Chapter 64
Jeremy was a bit panicked when I showed up at his apartment building, holding an infant.
He was dressed in a designer suit and power tie, clearly on his way to work, and he looked shocked to see me and the baby.
He made a few phone calls to reschedule his morning meetings, then quickly shepherded me back to his apartment to talk in private.
“We used a condom,” he insisted. “Always.”
“They aren’t one hundred percent,” I reminded him.
“I know, but…” He fiddled with his tie, his eyes darting everywhere. “Why didn’t you tell me sooner?”
“I didn’t want to bother you,” I said. “I wasn’t even sure if I would keep him.
But now I know that this baby needs a father.
” I adjusted Teddy’s grip on my body so that Jeremy could get a better look at him.
The tiny baby had started clinging to me when I held him—I loved the way he trusted me implicitly. “He looks like you, doesn’t he?”
Teddy did look a bit like Jeremy.
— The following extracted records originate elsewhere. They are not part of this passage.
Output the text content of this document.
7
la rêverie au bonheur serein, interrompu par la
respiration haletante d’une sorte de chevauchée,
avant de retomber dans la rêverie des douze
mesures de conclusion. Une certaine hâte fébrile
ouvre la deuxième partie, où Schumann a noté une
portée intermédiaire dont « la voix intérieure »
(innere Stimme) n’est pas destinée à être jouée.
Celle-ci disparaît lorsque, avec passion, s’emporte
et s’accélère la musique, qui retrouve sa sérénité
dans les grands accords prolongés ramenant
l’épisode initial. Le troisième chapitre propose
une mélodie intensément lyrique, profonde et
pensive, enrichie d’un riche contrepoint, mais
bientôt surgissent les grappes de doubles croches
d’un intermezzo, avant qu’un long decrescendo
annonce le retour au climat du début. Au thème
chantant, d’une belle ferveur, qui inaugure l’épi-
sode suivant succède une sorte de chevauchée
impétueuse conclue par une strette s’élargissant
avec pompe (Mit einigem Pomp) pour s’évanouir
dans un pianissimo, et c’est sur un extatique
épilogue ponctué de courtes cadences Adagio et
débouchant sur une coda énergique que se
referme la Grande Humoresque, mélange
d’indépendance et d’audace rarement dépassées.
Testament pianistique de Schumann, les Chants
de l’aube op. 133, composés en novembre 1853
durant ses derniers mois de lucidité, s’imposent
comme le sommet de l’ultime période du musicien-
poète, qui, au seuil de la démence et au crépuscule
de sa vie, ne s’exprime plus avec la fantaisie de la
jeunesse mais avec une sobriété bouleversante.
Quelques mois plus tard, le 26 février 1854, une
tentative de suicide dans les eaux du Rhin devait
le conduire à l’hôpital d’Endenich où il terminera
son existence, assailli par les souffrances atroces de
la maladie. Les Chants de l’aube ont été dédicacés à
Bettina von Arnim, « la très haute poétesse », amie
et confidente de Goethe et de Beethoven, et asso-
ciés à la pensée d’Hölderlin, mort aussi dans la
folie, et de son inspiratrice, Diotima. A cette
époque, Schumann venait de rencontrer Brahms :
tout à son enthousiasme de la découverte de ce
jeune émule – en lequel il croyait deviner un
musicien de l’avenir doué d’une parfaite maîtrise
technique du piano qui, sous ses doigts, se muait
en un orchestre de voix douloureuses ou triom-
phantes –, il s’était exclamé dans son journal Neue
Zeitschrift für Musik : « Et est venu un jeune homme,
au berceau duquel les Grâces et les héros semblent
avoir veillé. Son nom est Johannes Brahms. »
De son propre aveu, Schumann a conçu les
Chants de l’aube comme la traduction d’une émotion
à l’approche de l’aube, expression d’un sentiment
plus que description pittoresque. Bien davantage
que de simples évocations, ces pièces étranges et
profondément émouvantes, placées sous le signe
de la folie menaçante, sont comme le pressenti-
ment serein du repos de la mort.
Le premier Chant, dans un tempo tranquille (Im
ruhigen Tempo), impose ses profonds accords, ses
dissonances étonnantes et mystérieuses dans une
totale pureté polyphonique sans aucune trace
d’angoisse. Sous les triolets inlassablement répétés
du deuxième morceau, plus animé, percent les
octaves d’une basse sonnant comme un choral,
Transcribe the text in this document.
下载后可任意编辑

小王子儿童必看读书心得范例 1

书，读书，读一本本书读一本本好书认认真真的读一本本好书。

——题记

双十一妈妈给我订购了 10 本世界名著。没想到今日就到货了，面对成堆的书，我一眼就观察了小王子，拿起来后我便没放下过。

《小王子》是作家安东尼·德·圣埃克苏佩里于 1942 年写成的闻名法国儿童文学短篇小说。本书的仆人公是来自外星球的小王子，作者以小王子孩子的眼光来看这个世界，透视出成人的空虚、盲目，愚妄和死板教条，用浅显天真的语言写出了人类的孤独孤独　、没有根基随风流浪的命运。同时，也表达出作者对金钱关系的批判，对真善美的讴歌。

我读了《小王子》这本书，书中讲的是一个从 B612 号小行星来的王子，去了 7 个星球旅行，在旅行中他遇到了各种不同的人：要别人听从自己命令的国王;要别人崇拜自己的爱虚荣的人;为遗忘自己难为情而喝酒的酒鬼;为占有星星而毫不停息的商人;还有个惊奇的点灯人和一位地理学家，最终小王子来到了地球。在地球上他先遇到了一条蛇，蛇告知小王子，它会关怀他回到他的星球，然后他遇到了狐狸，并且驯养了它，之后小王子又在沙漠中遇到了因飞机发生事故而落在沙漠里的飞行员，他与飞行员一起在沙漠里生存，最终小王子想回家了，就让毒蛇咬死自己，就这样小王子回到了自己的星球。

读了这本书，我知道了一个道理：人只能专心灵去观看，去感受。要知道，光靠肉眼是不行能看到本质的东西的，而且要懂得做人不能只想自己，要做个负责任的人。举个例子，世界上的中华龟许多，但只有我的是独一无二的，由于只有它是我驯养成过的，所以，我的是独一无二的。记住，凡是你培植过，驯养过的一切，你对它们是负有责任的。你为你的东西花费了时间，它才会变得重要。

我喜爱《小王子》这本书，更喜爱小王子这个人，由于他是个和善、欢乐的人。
That was a happy coincidence. But Jeremy didn’t seem to want to look. He was looking everywhere else but at the baby.
“Naomi,” he groaned. “I really wish that you… Anyway, look, we need to get a paternity test.”
“You don’t believe me?”
He shot me a pained look. “Like I said, we were careful.”
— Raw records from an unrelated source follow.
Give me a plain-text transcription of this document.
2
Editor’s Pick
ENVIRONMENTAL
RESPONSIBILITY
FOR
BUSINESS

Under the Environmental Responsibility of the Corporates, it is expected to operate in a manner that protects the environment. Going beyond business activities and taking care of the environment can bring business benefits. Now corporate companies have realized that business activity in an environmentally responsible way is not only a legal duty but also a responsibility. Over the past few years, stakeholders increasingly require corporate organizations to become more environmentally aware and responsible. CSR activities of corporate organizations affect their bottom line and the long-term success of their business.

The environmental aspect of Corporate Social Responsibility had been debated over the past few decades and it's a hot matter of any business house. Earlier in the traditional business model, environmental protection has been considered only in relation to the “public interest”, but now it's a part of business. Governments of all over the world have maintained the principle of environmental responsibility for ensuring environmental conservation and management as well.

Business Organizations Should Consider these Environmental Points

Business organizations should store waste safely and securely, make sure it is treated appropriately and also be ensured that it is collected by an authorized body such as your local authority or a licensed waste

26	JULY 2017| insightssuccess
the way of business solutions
We were careful. And also, I was infertile. But he didn’t know that last part.
I expected this request though. And I would never have approached him with the baby unless I had a way to handle it.
Jeremy wanted to send in the swabs himself. He didn’t trust me, and I couldn’t say his instincts weren’t correct. He asked me to give him a swab from Teddy, and he would mail everything in himself.
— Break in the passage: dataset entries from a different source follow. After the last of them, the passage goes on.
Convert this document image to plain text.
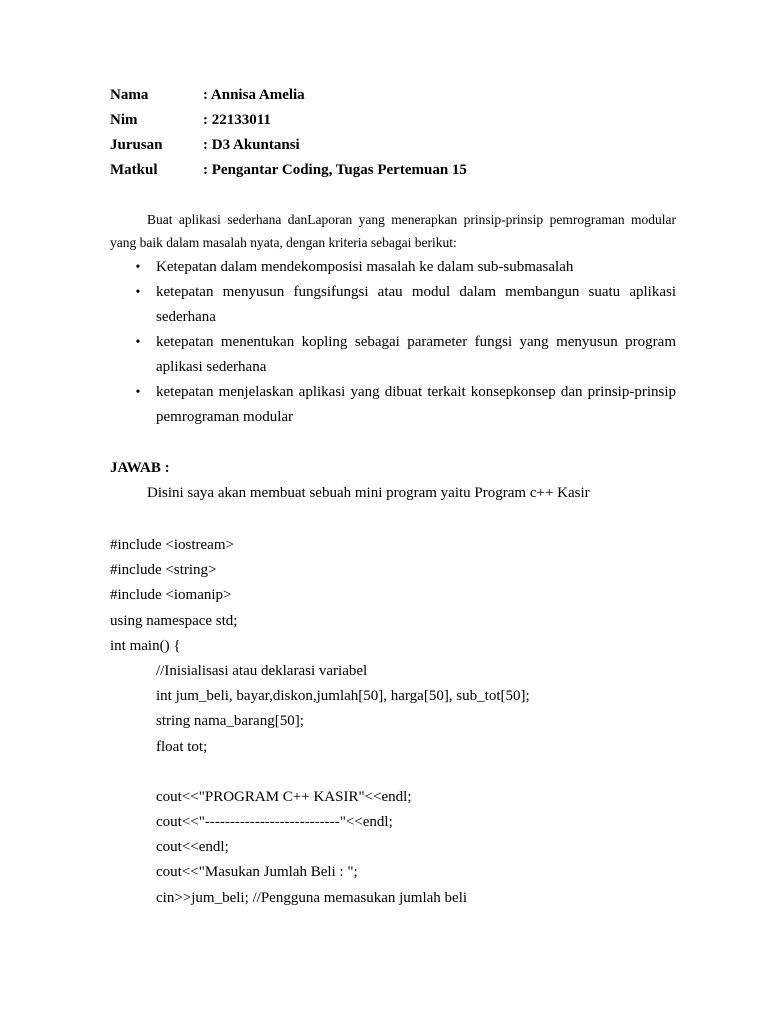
Nama	: Annisa Amelia
Nim	: 22133011
Jurusan	: D3 Akuntansi
Matkul	: Pengantar Coding, Tugas Pertemuan 15

Buat aplikasi sederhana danLaporan yang menerapkan prinsip-prinsip pemrograman modular yang baik dalam masalah nyata, dengan kriteria sebagai berikut:

• Ketepatan dalam mendekomposisi masalah ke dalam sub-submasalah
• ketepatan menyusun fungsifungsi atau modul dalam membangun suatu aplikasi sederhana
• ketepatan menentukan kopling sebagai parameter fungsi yang menyusun program aplikasi sederhana
• ketepatan menjelaskan aplikasi yang dibuat terkait konsepkonsep dan prinsip-prinsip pemrograman modular
JAWAB :
Disini saya akan membuat sebuah mini program yaitu Program c++ Kasir
#include <iostream>
#include <string>
#include <iomanip>
using namespace std;
int main() {
//Inisialisasi atau deklarasi variabel
int jum_beli, bayar,diskon,jumlah[50], harga[50], sub_tot[50];
string nama_barang[50];
float tot;
cout<<"PROGRAM C++ KASIR"<<endl;
cout<<"---------------------------"<<endl;
cout<<endl;
cout<<"Masukan Jumlah Beli : ";
cin>>jum_beli; //Pengguna memasukan jumlah beli
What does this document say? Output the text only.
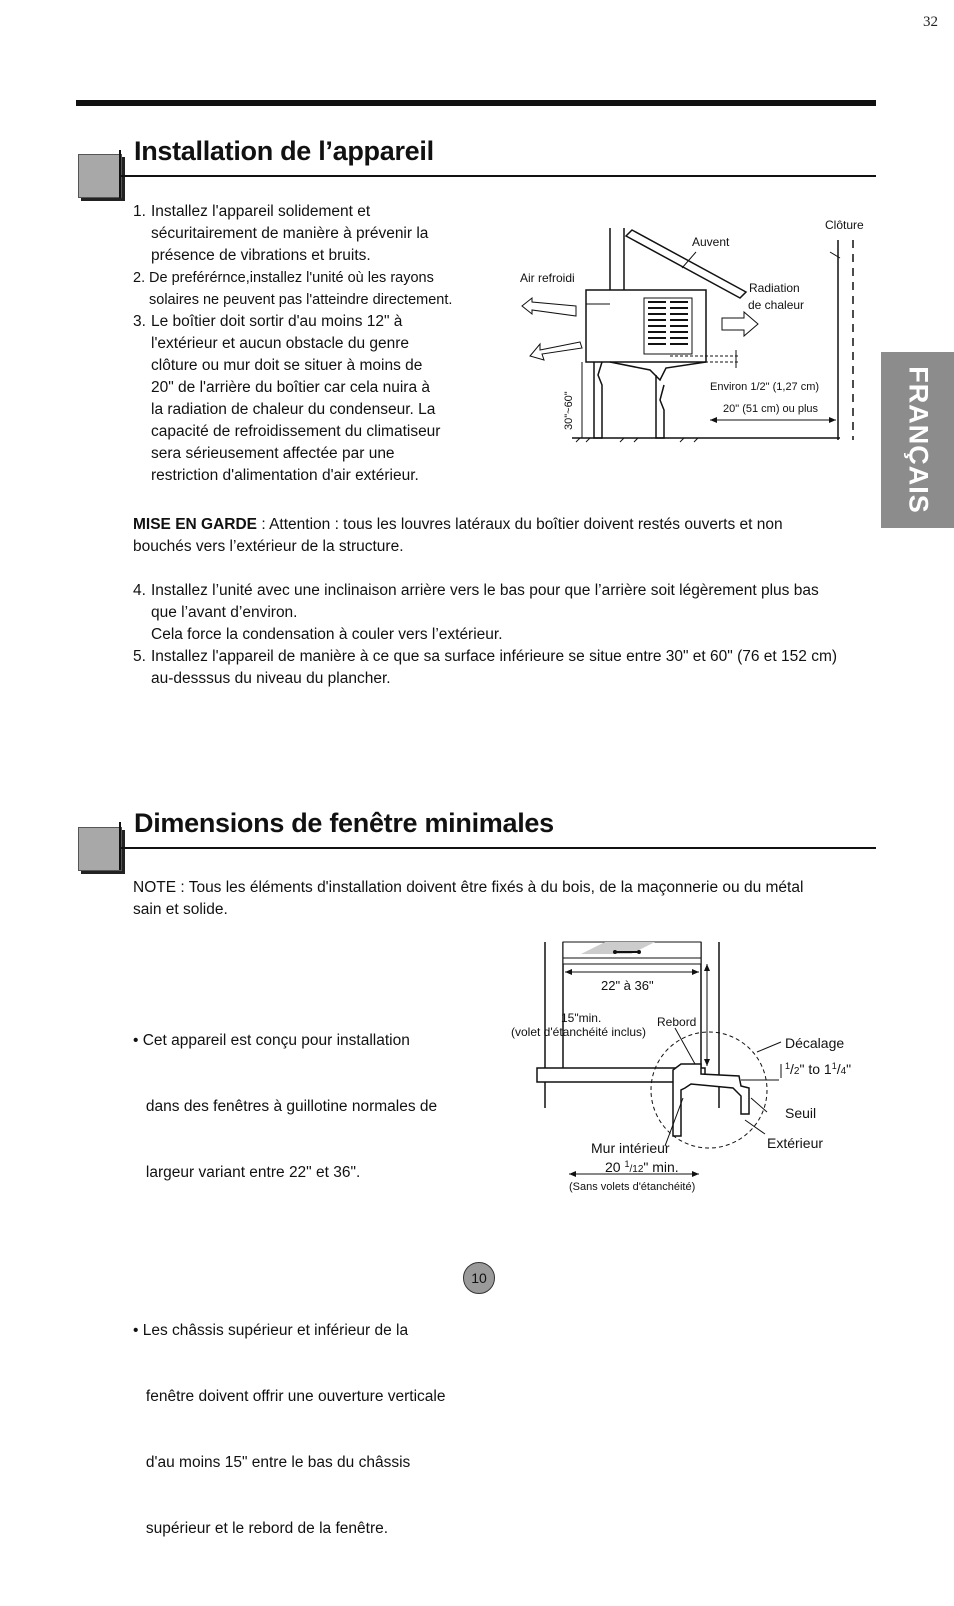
32
Installation de l’appareil
FRANÇAIS
1. Installez l'appareil solidement et
sécuritairement de manière à prévenir la
présence de vibrations et bruits.
2. De preférérnce,installez l'unité où les rayons
solaires ne peuvent pas l'atteindre directement.
3. Le boîtier doit sortir d'au moins 12" à
l'extérieur et aucun obstacle du genre
clôture ou mur doit se situer à moins de
20" de l'arrière du boîtier car cela nuira à
la radiation de chaleur du condenseur. La
capacité de refroidissement du climatiseur
sera sérieusement affectée par une
restriction d'alimentation d'air extérieur.
Auvent
Clôture
Air refroidi
Radiation
de chaleur
Environ 1/2" (1,27 cm)
20" (51 cm) ou plus
30"~60"
MISE EN GARDE : Attention : tous les louvres latéraux du boîtier doivent restés ouverts et non
bouchés vers l’extérieur de la structure.
4. Installez l’unité avec une inclinaison arrière vers le bas pour que l’arrière soit légèrement plus bas
que l’avant d’environ.
Cela force la condensation à couler vers l’extérieur.
5. Installez l'appareil de manière à ce que sa surface inférieure se situe entre 30" et 60" (76 et 152 cm)
au-desssus du niveau du plancher.
Dimensions de fenêtre minimales
NOTE : Tous les éléments d'installation doivent être fixés à du bois, de la maçonnerie ou du métal
sain et solide.

• Cet appareil est conçu pour installation

dans des fenêtres à guillotine normales de

largeur variant entre 22" et 36".

• Les châssis supérieur et inférieur de la

fenêtre doivent offrir une ouverture verticale

d'au moins 15" entre le bas du châssis

supérieur et le rebord de la fenêtre.

22" à 36"
15"min.
(volet d'étanchéité inclus)
Rebord
Décalage
$^1$/2" to $1^1/4$"
Seuil
Extérieur
Mur intérieur
20 $^1_{/12}$" min.
(Sans volets d'étanchéité)
10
I met him a week later at a coffee shop, just him and me.
He handed me a swab with a small envelope to hold it and said we could meet again tomorrow after I swabbed the baby.
That same day, I hopped in my car and drove out to Long Island, to the house that later became mine, after Jeremy and I got married.
But at the time, Jeremy’s parents were living there.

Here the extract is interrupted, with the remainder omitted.